This design doc focuses on implementing a high performance parameter server (PS). For the functionality of the PS, please refer to this design doc
The PS receives gradients from workers, applies gradients to parameters, and sends the latest parameters to workers. Receiving gradients and sending parameters are primary I/O workloads of the PS, and updating parameters cost CPU resource. Since one PS could receive gradients from more than one worker, both I/O workload and CPU workload could be heavy.
The current PS is in Python. Due to the existence of GIL of Python, gradients are applied to parameters sequentially with only one CPU core. As a result, the receiving gradients service is also blocked, and waiting for current gradients to be consumed. We want to remove this bottleneck and make full utilization of multiple CPU cores.
Usually, the first thing that comes to mind is using C++ to reimplement a high performance parameter server. But we have some concerns on the development efficiency of C++. Go is another potential choice. In this doc, we will go through the key points of implementing a high performance parameter server to see if Go is competent for the job and could substitute C++ in all or in part.
The PS provides services to workers with gRPC library. Both C++ and Go are well supported in gRPC. Go has better development efficiency than C++.
The gradients and parameters on PS are represented by tensors. And applying gradients to parameters, which is also called optimization, is actually a math operation of tensors.
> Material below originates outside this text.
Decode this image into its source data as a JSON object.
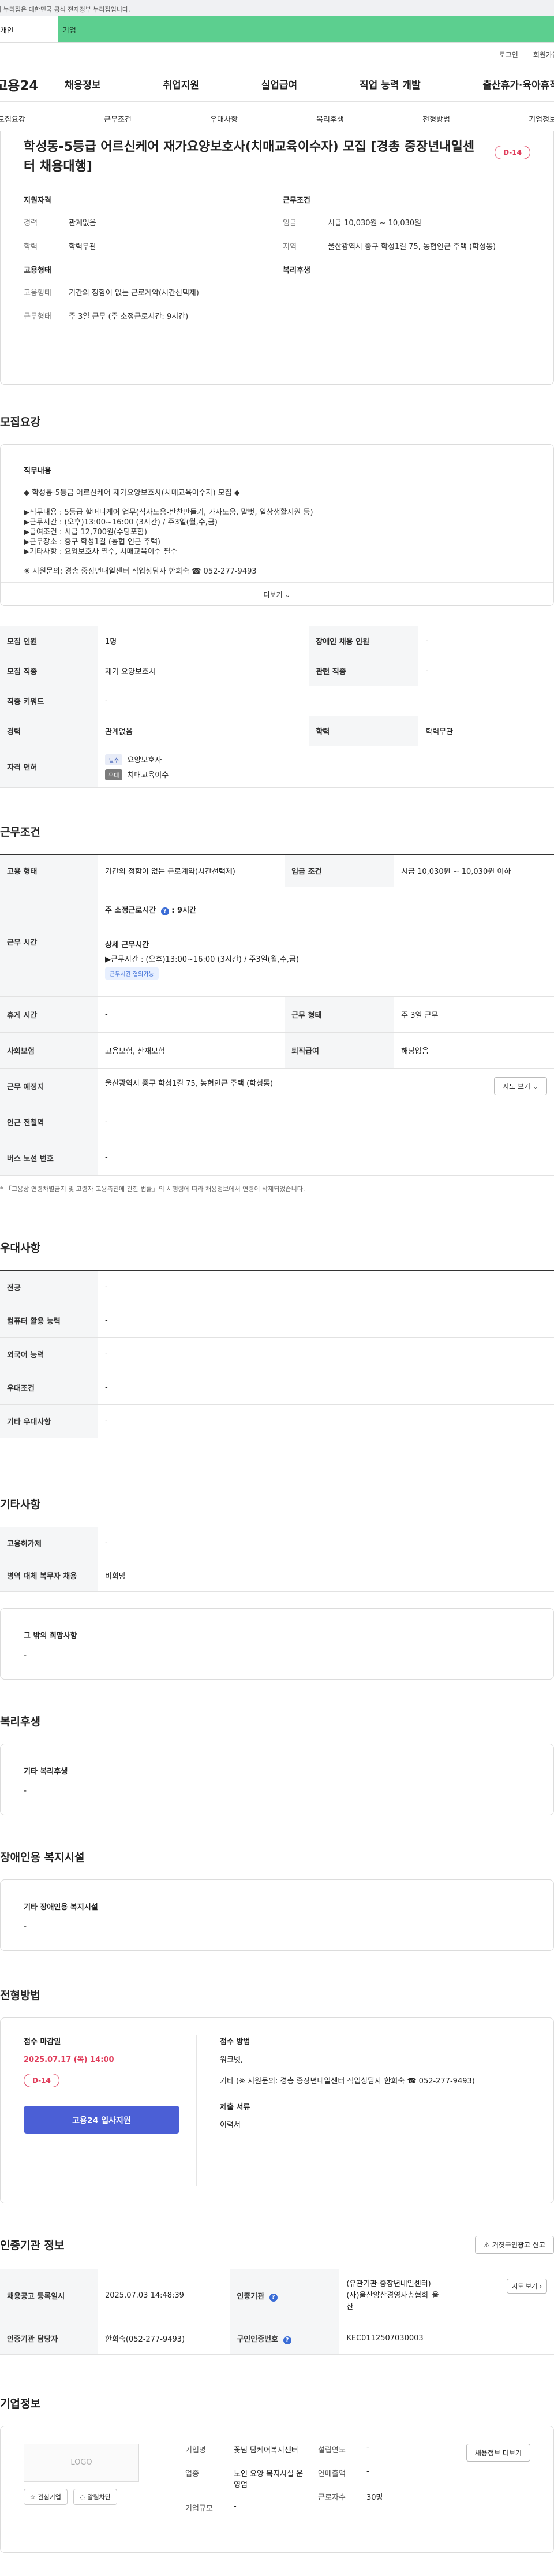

We have to support both dense tensor and sparse tensor. Besides, different element data types are also needed, such as int8/int32/float16/float32/float64. Int8 and float16 are used in training based quantization.
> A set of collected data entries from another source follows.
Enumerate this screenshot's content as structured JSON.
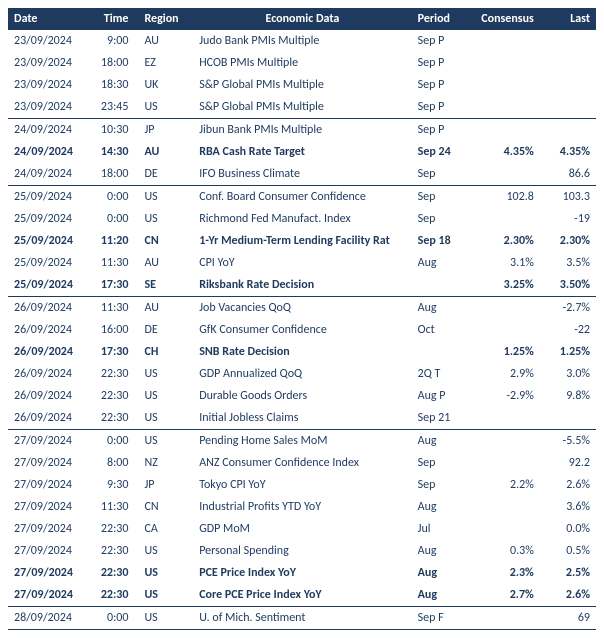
{
  "headers": {
    "date": "Date",
    "time": "Time",
    "region": "Region",
    "econ": "Economic Data",
    "period": "Period",
    "consensus": "Consensus",
    "last": "Last"
  },
  "rows": [
    {
      "date": "23/09/2024",
      "time": "9:00",
      "region": "AU",
      "econ": "Judo Bank PMIs Multiple",
      "period": "Sep P",
      "consensus": "",
      "last": "",
      "bold": false,
      "sep": false
    },
    {
      "date": "23/09/2024",
      "time": "18:00",
      "region": "EZ",
      "econ": "HCOB PMIs Multiple",
      "period": "Sep P",
      "consensus": "",
      "last": "",
      "bold": false,
      "sep": false
    },
    {
      "date": "23/09/2024",
      "time": "18:30",
      "region": "UK",
      "econ": "S&P Global PMIs Multiple",
      "period": "Sep P",
      "consensus": "",
      "last": "",
      "bold": false,
      "sep": false
    },
    {
      "date": "23/09/2024",
      "time": "23:45",
      "region": "US",
      "econ": "S&P Global PMIs Multiple",
      "period": "Sep P",
      "consensus": "",
      "last": "",
      "bold": false,
      "sep": false
    },
    {
      "date": "24/09/2024",
      "time": "10:30",
      "region": "JP",
      "econ": "Jibun Bank PMIs Multiple",
      "period": "Sep P",
      "consensus": "",
      "last": "",
      "bold": false,
      "sep": true
    },
    {
      "date": "24/09/2024",
      "time": "14:30",
      "region": "AU",
      "econ": "RBA Cash Rate Target",
      "period": "Sep 24",
      "consensus": "4.35%",
      "last": "4.35%",
      "bold": true,
      "sep": false
    },
    {
      "date": "24/09/2024",
      "time": "18:00",
      "region": "DE",
      "econ": "IFO Business Climate",
      "period": "Sep",
      "consensus": "",
      "last": "86.6",
      "bold": false,
      "sep": false
    },
    {
      "date": "25/09/2024",
      "time": "0:00",
      "region": "US",
      "econ": "Conf. Board Consumer Confidence",
      "period": "Sep",
      "consensus": "102.8",
      "last": "103.3",
      "bold": false,
      "sep": true
    },
    {
      "date": "25/09/2024",
      "time": "0:00",
      "region": "US",
      "econ": "Richmond Fed Manufact. Index",
      "period": "Sep",
      "consensus": "",
      "last": "-19",
      "bold": false,
      "sep": false
    },
    {
      "date": "25/09/2024",
      "time": "11:20",
      "region": "CN",
      "econ": "1-Yr Medium-Term Lending Facility Rat",
      "period": "Sep 18",
      "consensus": "2.30%",
      "last": "2.30%",
      "bold": true,
      "sep": false
    },
    {
      "date": "25/09/2024",
      "time": "11:30",
      "region": "AU",
      "econ": "CPI YoY",
      "period": "Aug",
      "consensus": "3.1%",
      "last": "3.5%",
      "bold": false,
      "sep": false
    },
    {
      "date": "25/09/2024",
      "time": "17:30",
      "region": "SE",
      "econ": "Riksbank Rate Decision",
      "period": "",
      "consensus": "3.25%",
      "last": "3.50%",
      "bold": true,
      "sep": false
    },
    {
      "date": "26/09/2024",
      "time": "11:30",
      "region": "AU",
      "econ": "Job Vacancies QoQ",
      "period": "Aug",
      "consensus": "",
      "last": "-2.7%",
      "bold": false,
      "sep": true
    },
    {
      "date": "26/09/2024",
      "time": "16:00",
      "region": "DE",
      "econ": "GfK Consumer Confidence",
      "period": "Oct",
      "consensus": "",
      "last": "-22",
      "bold": false,
      "sep": false
    },
    {
      "date": "26/09/2024",
      "time": "17:30",
      "region": "CH",
      "econ": "SNB Rate Decision",
      "period": "",
      "consensus": "1.25%",
      "last": "1.25%",
      "bold": true,
      "sep": false
    },
    {
      "date": "26/09/2024",
      "time": "22:30",
      "region": "US",
      "econ": "GDP Annualized QoQ",
      "period": "2Q T",
      "consensus": "2.9%",
      "last": "3.0%",
      "bold": false,
      "sep": false
    },
    {
      "date": "26/09/2024",
      "time": "22:30",
      "region": "US",
      "econ": "Durable Goods Orders",
      "period": "Aug P",
      "consensus": "-2.9%",
      "last": "9.8%",
      "bold": false,
      "sep": false
    },
    {
      "date": "26/09/2024",
      "time": "22:30",
      "region": "US",
      "econ": "Initial Jobless Claims",
      "period": "Sep 21",
      "consensus": "",
      "last": "",
      "bold": false,
      "sep": false
    },
    {
      "date": "27/09/2024",
      "time": "0:00",
      "region": "US",
      "econ": "Pending Home Sales MoM",
      "period": "Aug",
      "consensus": "",
      "last": "-5.5%",
      "bold": false,
      "sep": true
    },
    {
      "date": "27/09/2024",
      "time": "8:00",
      "region": "NZ",
      "econ": "ANZ Consumer Confidence Index",
      "period": "Sep",
      "consensus": "",
      "last": "92.2",
      "bold": false,
      "sep": false
    },
    {
      "date": "27/09/2024",
      "time": "9:30",
      "region": "JP",
      "econ": "Tokyo CPI YoY",
      "period": "Sep",
      "consensus": "2.2%",
      "last": "2.6%",
      "bold": false,
      "sep": false
    },
    {
      "date": "27/09/2024",
      "time": "11:30",
      "region": "CN",
      "econ": "Industrial Profits YTD YoY",
      "period": "Aug",
      "consensus": "",
      "last": "3.6%",
      "bold": false,
      "sep": false
    },
    {
      "date": "27/09/2024",
      "time": "22:30",
      "region": "CA",
      "econ": "GDP MoM",
      "period": "Jul",
      "consensus": "",
      "last": "0.0%",
      "bold": false,
      "sep": false
    },
    {
      "date": "27/09/2024",
      "time": "22:30",
      "region": "US",
      "econ": "Personal Spending",
      "period": "Aug",
      "consensus": "0.3%",
      "last": "0.5%",
      "bold": false,
      "sep": false
    },
    {
      "date": "27/09/2024",
      "time": "22:30",
      "region": "US",
      "econ": "PCE Price Index YoY",
      "period": "Aug",
      "consensus": "2.3%",
      "last": "2.5%",
      "bold": true,
      "sep": false
    },
    {
      "date": "27/09/2024",
      "time": "22:30",
      "region": "US",
      "econ": "Core PCE Price Index YoY",
      "period": "Aug",
      "consensus": "2.7%",
      "last": "2.6%",
      "bold": true,
      "sep": false
    },
    {
      "date": "28/09/2024",
      "time": "0:00",
      "region": "US",
      "econ": "U. of Mich. Sentiment",
      "period": "Sep F",
      "consensus": "",
      "last": "69",
      "bold": false,
      "sep": true
    }
  ]
}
Each tensor operator has to support different data types. C++ supports generics with template programming, while Go does not support generics directly.
There are different kinds of optimizers, which need some tensor operations. There are many mature math libraries developed with C++. For example, eigen is used in TensorFlow and Paddle, aten is used in Pytorch. These math libraries provide abundant tensor operators and support both CPU and GPU. Besides, these math libraries could call some state-of-the-art blas libraries internally, such as MKL and cuBLAS. With these math libraries, the operators in optimizers could be implemented easily and efficiently.
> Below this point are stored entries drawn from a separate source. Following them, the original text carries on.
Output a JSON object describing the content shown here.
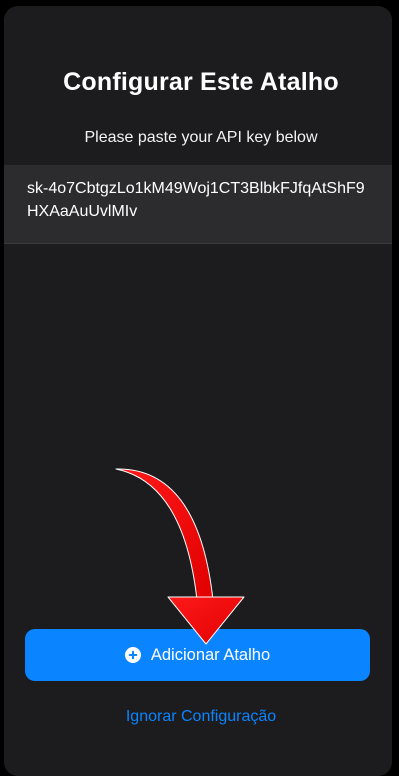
{
  "sheet": {
    "title": "Configurar Este Atalho",
    "subtitle": "Please paste your API key below",
    "api_key_value": "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"
  },
  "actions": {
    "add_label": "Adicionar Atalho",
    "add_icon": "plus-circle-icon",
    "ignore_label": "Ignorar Configuração"
  },
  "annotation": {
    "icon": "red-arrow-icon",
    "color": "#ff0000"
  },
  "colors": {
    "accent": "#0a84ff",
    "sheet_background": "#1c1c1e",
    "field_background": "#2c2c2e"
  }
}
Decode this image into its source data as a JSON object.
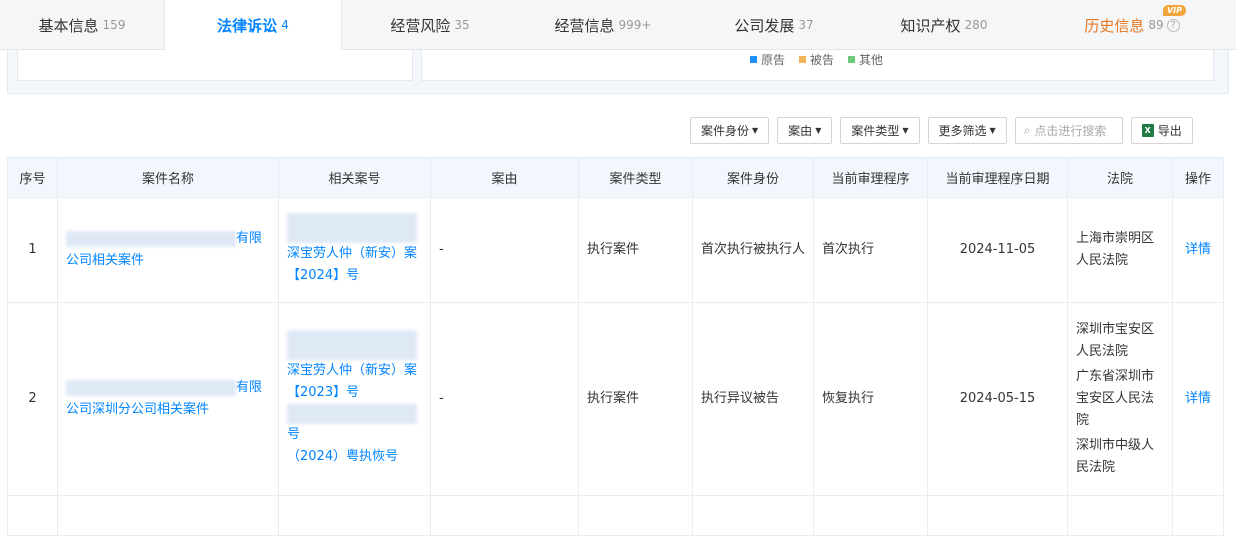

It seems that there are few math libraries in Go. Gosl is no longer active, and gonum does not support MKL. Generally, the math library ecology of Go is far from competing to C++. And we also have some worry with the performance of math libraries in Go.
In C++, we use thread based scheduling. Threads are scheduled by the operating system. Usually, we will implement a thread pool for computation, and another thread pool for IO. The parameter optimization will be processed by the computation thread pool in parallel. In further, to reduce the overhead of context switching, we could bind a thread to a certain CPU core by setting CPU affinity to the thread. It will increase the cache hit rate of a CPU core.
In Go, there is no concept of thread, we use goroutine instead. Goroutines are scheduled by Go runtime. Goroutine is not preemptive. There are four classes of events that occur in Go programs and allow the scheduler to make scheduling decisions. This does not mean it will always happen in one of these events. It means the scheduler gets the opportunity.
- The use of the keyword
- Garbage collection
- System calls
- Synchronization and Orchestration
Go supports concurrent programming well with first-class concepts, goroutine and channel.
Considering the tradeoff between development efficiency and program performance, we plan to put communication and scheduling parts in Go, and computation part in C++.
Cgo enables the creation of Go packages that call C code. And the overhead of cgo is slight. The optimization operators will be implemented in C++, wrapped with C interface, and exposed to Go.
The receiving gradients and sending parameters services are implemented in Go. Once receiving gradients from a worker, a goroutine will be launched to do optimization.